Now, you know the magnetic field from a solenoid is proportional to the current and number of turns. Thus, you should be able to figure out the new force based on the old force.

If you are having trouble seeing how to solve this problem, write down the equations you know, in this case the equation above for pressure from a magnetic field, pressure in terms of force, and magnetic field in terms of the current and number of turns for the solenoid. Then, plug one known equation into another equation. You should be able to reduce the equations so that you are equating one unknown to a set of knowns or constants.

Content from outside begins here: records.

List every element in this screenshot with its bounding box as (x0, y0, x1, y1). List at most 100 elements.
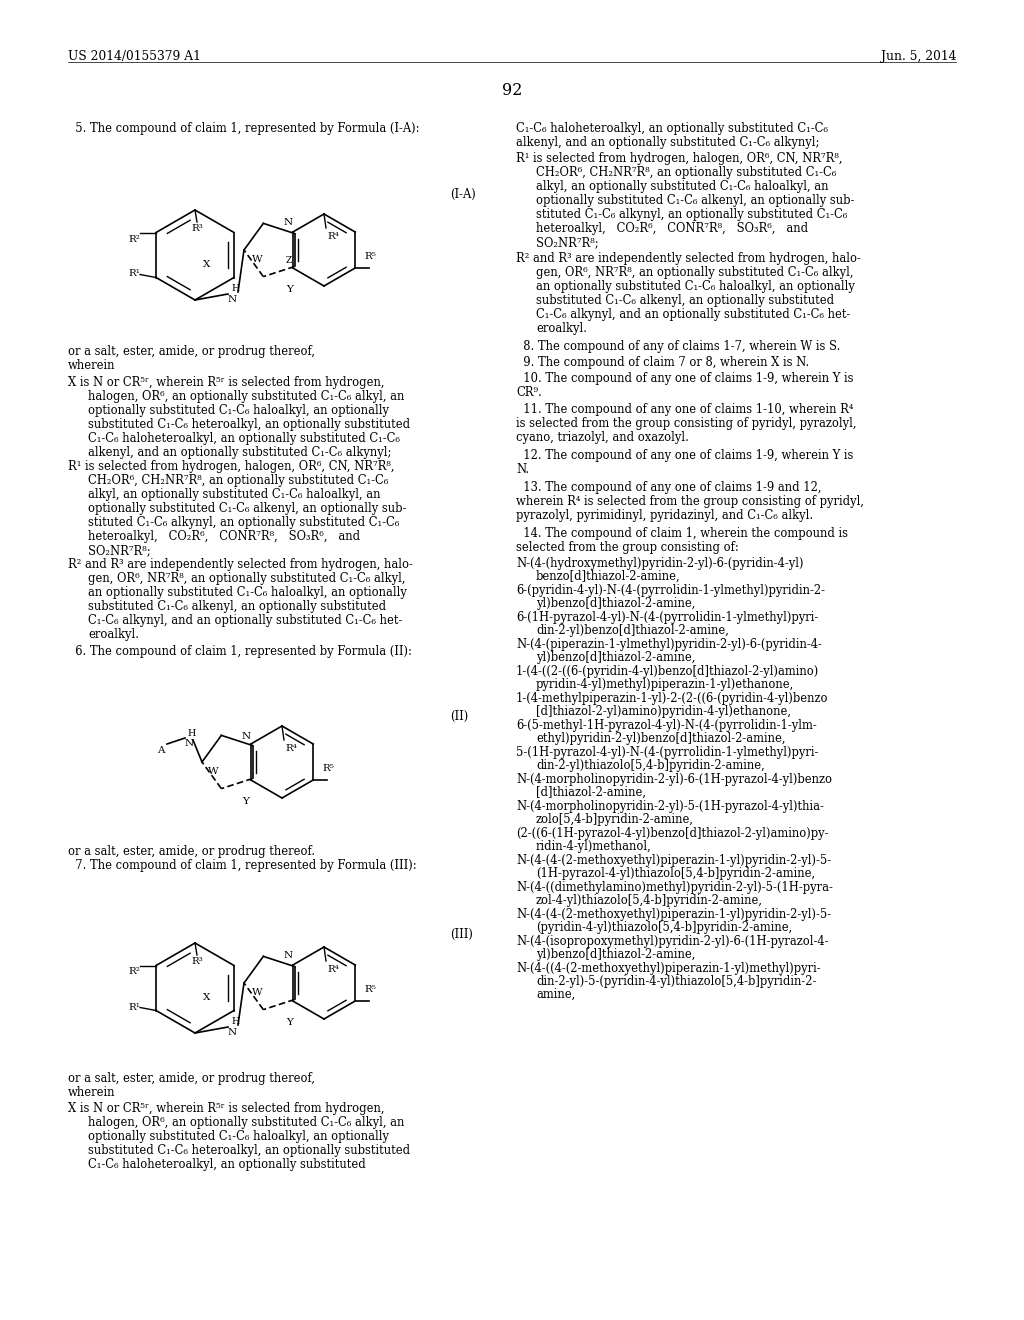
Text: yl)benzo[d]thiazol-2-amine,: yl)benzo[d]thiazol-2-amine, (536, 948, 695, 961)
Text: N-(4-morpholinopyridin-2-yl)-5-(1H-pyrazol-4-yl)thia-: N-(4-morpholinopyridin-2-yl)-5-(1H-pyraz… (516, 800, 824, 813)
Text: 8. The compound of any of claims 1‑7, wherein W is S.: 8. The compound of any of claims 1‑7, wh… (516, 341, 841, 352)
Text: R⁵: R⁵ (364, 252, 376, 261)
Text: an optionally substituted C₁-C₆ haloalkyl, an optionally: an optionally substituted C₁-C₆ haloalky… (88, 586, 407, 599)
Text: halogen, OR⁶, an optionally substituted C₁-C₆ alkyl, an: halogen, OR⁶, an optionally substituted … (88, 389, 404, 403)
Text: R² and R³ are independently selected from hydrogen, halo-: R² and R³ are independently selected fro… (68, 558, 413, 572)
Text: alkenyl, and an optionally substituted C₁-C₆ alkynyl;: alkenyl, and an optionally substituted C… (516, 136, 819, 149)
Text: optionally substituted C₁-C₆ alkenyl, an optionally sub-: optionally substituted C₁-C₆ alkenyl, an… (536, 194, 854, 207)
Text: 11. The compound of any one of claims 1‑10, wherein R⁴: 11. The compound of any one of claims 1‑… (516, 403, 853, 416)
Text: (2-((6-(1H-pyrazol-4-yl)benzo[d]thiazol-2-yl)amino)py-: (2-((6-(1H-pyrazol-4-yl)benzo[d]thiazol-… (516, 828, 828, 840)
Text: R⁵: R⁵ (322, 764, 334, 774)
Text: zolo[5,4-b]pyridin-2-amine,: zolo[5,4-b]pyridin-2-amine, (536, 813, 694, 826)
Text: N-(4-morpholinopyridin-2-yl)-6-(1H-pyrazol-4-yl)benzo: N-(4-morpholinopyridin-2-yl)-6-(1H-pyraz… (516, 774, 831, 785)
Text: alkyl, an optionally substituted C₁-C₆ haloalkyl, an: alkyl, an optionally substituted C₁-C₆ h… (88, 488, 381, 502)
Text: 6-(pyridin-4-yl)-N-(4-(pyrrolidin-1-ylmethyl)pyridin-2-: 6-(pyridin-4-yl)-N-(4-(pyrrolidin-1-ylme… (516, 583, 825, 597)
Text: R²: R² (128, 235, 140, 243)
Text: selected from the group consisting of:: selected from the group consisting of: (516, 541, 738, 554)
Text: R³: R³ (191, 957, 203, 966)
Text: X: X (203, 260, 210, 269)
Text: yl)benzo[d]thiazol-2-amine,: yl)benzo[d]thiazol-2-amine, (536, 597, 695, 610)
Text: eroalkyl.: eroalkyl. (536, 322, 587, 335)
Text: 6-(5-methyl-1H-pyrazol-4-yl)-N-(4-(pyrrolidin-1-ylm-: 6-(5-methyl-1H-pyrazol-4-yl)-N-(4-(pyrro… (516, 719, 817, 733)
Text: Y: Y (242, 797, 249, 807)
Text: N: N (185, 739, 195, 748)
Text: SO₂NR⁷R⁸;: SO₂NR⁷R⁸; (88, 544, 151, 557)
Text: yl)benzo[d]thiazol-2-amine,: yl)benzo[d]thiazol-2-amine, (536, 651, 695, 664)
Text: N-(4-(piperazin-1-ylmethyl)pyridin-2-yl)-6-(pyridin-4-: N-(4-(piperazin-1-ylmethyl)pyridin-2-yl)… (516, 638, 822, 651)
Text: CH₂OR⁶, CH₂NR⁷R⁸, an optionally substituted C₁-C₆: CH₂OR⁶, CH₂NR⁷R⁸, an optionally substitu… (88, 474, 388, 487)
Text: C₁-C₆ haloheteroalkyl, an optionally substituted C₁-C₆: C₁-C₆ haloheteroalkyl, an optionally sub… (88, 432, 400, 445)
Text: N: N (228, 294, 238, 304)
Text: W: W (208, 767, 219, 776)
Text: R⁵: R⁵ (364, 985, 376, 994)
Text: N: N (242, 733, 251, 741)
Text: 6-(1H-pyrazol-4-yl)-N-(4-(pyrrolidin-1-ylmethyl)pyri-: 6-(1H-pyrazol-4-yl)-N-(4-(pyrrolidin-1-y… (516, 611, 818, 624)
Text: R⁴: R⁴ (327, 965, 339, 974)
Text: din-2-yl)benzo[d]thiazol-2-amine,: din-2-yl)benzo[d]thiazol-2-amine, (536, 624, 729, 638)
Text: stituted C₁-C₆ alkynyl, an optionally substituted C₁-C₆: stituted C₁-C₆ alkynyl, an optionally su… (536, 209, 848, 220)
Text: 92: 92 (502, 82, 522, 99)
Text: 1-(4-((2-((6-(pyridin-4-yl)benzo[d]thiazol-2-yl)amino): 1-(4-((2-((6-(pyridin-4-yl)benzo[d]thiaz… (516, 665, 819, 678)
Text: US 2014/0155379 A1: US 2014/0155379 A1 (68, 50, 201, 63)
Text: 9. The compound of claim 7 or 8, wherein X is N.: 9. The compound of claim 7 or 8, wherein… (516, 356, 809, 370)
Text: N-(4-(4-(2-methoxyethyl)piperazin-1-yl)pyridin-2-yl)-5-: N-(4-(4-(2-methoxyethyl)piperazin-1-yl)p… (516, 908, 831, 921)
Text: C₁-C₆ haloheteroalkyl, an optionally substituted: C₁-C₆ haloheteroalkyl, an optionally sub… (88, 1158, 366, 1171)
Text: eroalkyl.: eroalkyl. (88, 628, 139, 642)
Text: optionally substituted C₁-C₆ haloalkyl, an optionally: optionally substituted C₁-C₆ haloalkyl, … (88, 404, 389, 417)
Text: wherein: wherein (68, 359, 116, 372)
Text: ridin-4-yl)methanol,: ridin-4-yl)methanol, (536, 840, 651, 853)
Text: N: N (228, 1028, 238, 1038)
Text: N-(4-(hydroxymethyl)pyridin-2-yl)-6-(pyridin-4-yl): N-(4-(hydroxymethyl)pyridin-2-yl)-6-(pyr… (516, 557, 804, 570)
Text: heteroalkyl,   CO₂R⁶,   CONR⁷R⁸,   SO₃R⁶,   and: heteroalkyl, CO₂R⁶, CONR⁷R⁸, SO₃R⁶, and (536, 222, 808, 235)
Text: pyrazolyl, pyrimidinyl, pyridazinyl, and C₁-C₆ alkyl.: pyrazolyl, pyrimidinyl, pyridazinyl, and… (516, 510, 813, 521)
Text: R¹: R¹ (128, 269, 140, 279)
Text: R⁴: R⁴ (327, 232, 339, 242)
Text: substituted C₁-C₆ heteroalkyl, an optionally substituted: substituted C₁-C₆ heteroalkyl, an option… (88, 1144, 411, 1158)
Text: optionally substituted C₁-C₆ alkenyl, an optionally sub-: optionally substituted C₁-C₆ alkenyl, an… (88, 502, 407, 515)
Text: halogen, OR⁶, an optionally substituted C₁-C₆ alkyl, an: halogen, OR⁶, an optionally substituted … (88, 1115, 404, 1129)
Text: A: A (157, 746, 165, 755)
Text: Y: Y (286, 1018, 293, 1027)
Text: optionally substituted C₁-C₆ haloalkyl, an optionally: optionally substituted C₁-C₆ haloalkyl, … (88, 1130, 389, 1143)
Text: C₁-C₆ alkynyl, and an optionally substituted C₁-C₆ het-: C₁-C₆ alkynyl, and an optionally substit… (536, 308, 850, 321)
Text: wherein R⁴ is selected from the group consisting of pyridyl,: wherein R⁴ is selected from the group co… (516, 495, 864, 508)
Text: X: X (203, 993, 210, 1002)
Text: SO₂NR⁷R⁸;: SO₂NR⁷R⁸; (536, 236, 599, 249)
Text: 13. The compound of any one of claims 1‑9 and 12,: 13. The compound of any one of claims 1‑… (516, 480, 821, 494)
Text: N-(4-(isopropoxymethyl)pyridin-2-yl)-6-(1H-pyrazol-4-: N-(4-(isopropoxymethyl)pyridin-2-yl)-6-(… (516, 935, 828, 948)
Text: cyano, triazolyl, and oxazolyl.: cyano, triazolyl, and oxazolyl. (516, 432, 689, 444)
Text: N: N (284, 218, 293, 227)
Text: 5. The compound of claim 1, represented by Formula (I-A):: 5. The compound of claim 1, represented … (68, 121, 420, 135)
Text: (II): (II) (450, 710, 468, 723)
Text: an optionally substituted C₁-C₆ haloalkyl, an optionally: an optionally substituted C₁-C₆ haloalky… (536, 280, 855, 293)
Text: amine,: amine, (536, 987, 575, 1001)
Text: gen, OR⁶, NR⁷R⁸, an optionally substituted C₁-C₆ alkyl,: gen, OR⁶, NR⁷R⁸, an optionally substitut… (536, 267, 853, 279)
Text: N.: N. (516, 463, 529, 477)
Text: N: N (284, 950, 293, 960)
Text: wherein: wherein (68, 1086, 116, 1100)
Text: X is N or CR⁵ʳ, wherein R⁵ʳ is selected from hydrogen,: X is N or CR⁵ʳ, wherein R⁵ʳ is selected … (68, 1102, 384, 1115)
Text: gen, OR⁶, NR⁷R⁸, an optionally substituted C₁-C₆ alkyl,: gen, OR⁶, NR⁷R⁸, an optionally substitut… (88, 572, 406, 585)
Text: CH₂OR⁶, CH₂NR⁷R⁸, an optionally substituted C₁-C₆: CH₂OR⁶, CH₂NR⁷R⁸, an optionally substitu… (536, 166, 837, 180)
Text: N-(4-((4-(2-methoxyethyl)piperazin-1-yl)methyl)pyri-: N-(4-((4-(2-methoxyethyl)piperazin-1-yl)… (516, 962, 820, 975)
Text: zol-4-yl)thiazolo[5,4-b]pyridin-2-amine,: zol-4-yl)thiazolo[5,4-b]pyridin-2-amine, (536, 894, 763, 907)
Text: Y: Y (286, 285, 293, 294)
Text: N-(4-((dimethylamino)methyl)pyridin-2-yl)-5-(1H-pyra-: N-(4-((dimethylamino)methyl)pyridin-2-yl… (516, 880, 833, 894)
Text: R¹ is selected from hydrogen, halogen, OR⁶, CN, NR⁷R⁸,: R¹ is selected from hydrogen, halogen, O… (68, 459, 394, 473)
Text: R² and R³ are independently selected from hydrogen, halo-: R² and R³ are independently selected fro… (516, 252, 861, 265)
Text: R³: R³ (191, 224, 203, 234)
Text: H: H (231, 1016, 240, 1026)
Text: N-(4-(4-(2-methoxyethyl)piperazin-1-yl)pyridin-2-yl)-5-: N-(4-(4-(2-methoxyethyl)piperazin-1-yl)p… (516, 854, 831, 867)
Text: R⁴: R⁴ (285, 744, 297, 752)
Text: substituted C₁-C₆ alkenyl, an optionally substituted: substituted C₁-C₆ alkenyl, an optionally… (536, 294, 835, 308)
Text: 14. The compound of claim 1, wherein the compound is: 14. The compound of claim 1, wherein the… (516, 527, 848, 540)
Text: or a salt, ester, amide, or prodrug thereof,: or a salt, ester, amide, or prodrug ther… (68, 1072, 315, 1085)
Text: or a salt, ester, amide, or prodrug thereof,: or a salt, ester, amide, or prodrug ther… (68, 345, 315, 358)
Text: H: H (187, 729, 196, 738)
Text: 6. The compound of claim 1, represented by Formula (II):: 6. The compound of claim 1, represented … (68, 645, 412, 657)
Text: R¹ is selected from hydrogen, halogen, OR⁶, CN, NR⁷R⁸,: R¹ is selected from hydrogen, halogen, O… (516, 152, 843, 165)
Text: heteroalkyl,   CO₂R⁶,   CONR⁷R⁸,   SO₃R⁶,   and: heteroalkyl, CO₂R⁶, CONR⁷R⁸, SO₃R⁶, and (88, 531, 360, 543)
Text: alkyl, an optionally substituted C₁-C₆ haloalkyl, an: alkyl, an optionally substituted C₁-C₆ h… (536, 180, 828, 193)
Text: Jun. 5, 2014: Jun. 5, 2014 (881, 50, 956, 63)
Text: substituted C₁-C₆ heteroalkyl, an optionally substituted: substituted C₁-C₆ heteroalkyl, an option… (88, 418, 411, 432)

If you really get stuck, post what you have figured out so far. Please include equations.

13. May 18, 2010

### fearTheEcma

That is all correct, now you just need to relate that to force.

14. May 18, 2010

### crosbykins

ok so, force is directly proportional to magnetic field strength...so the answers for f are the same

a) 2F

b) 1.5F

c) 3F

so...but what is F

15. May 18, 2010

### fearTheEcma

Pressure is force per unit area. However, I incorrectly stated above that pressure is directly proportional to the magnetic field. It is related, but not by direct proportionality. You should be able to see the relation in the equation that I included.

Now that you know the relation between magnetic field and pressure, as well as between pressure and force, you should be able to determine the force.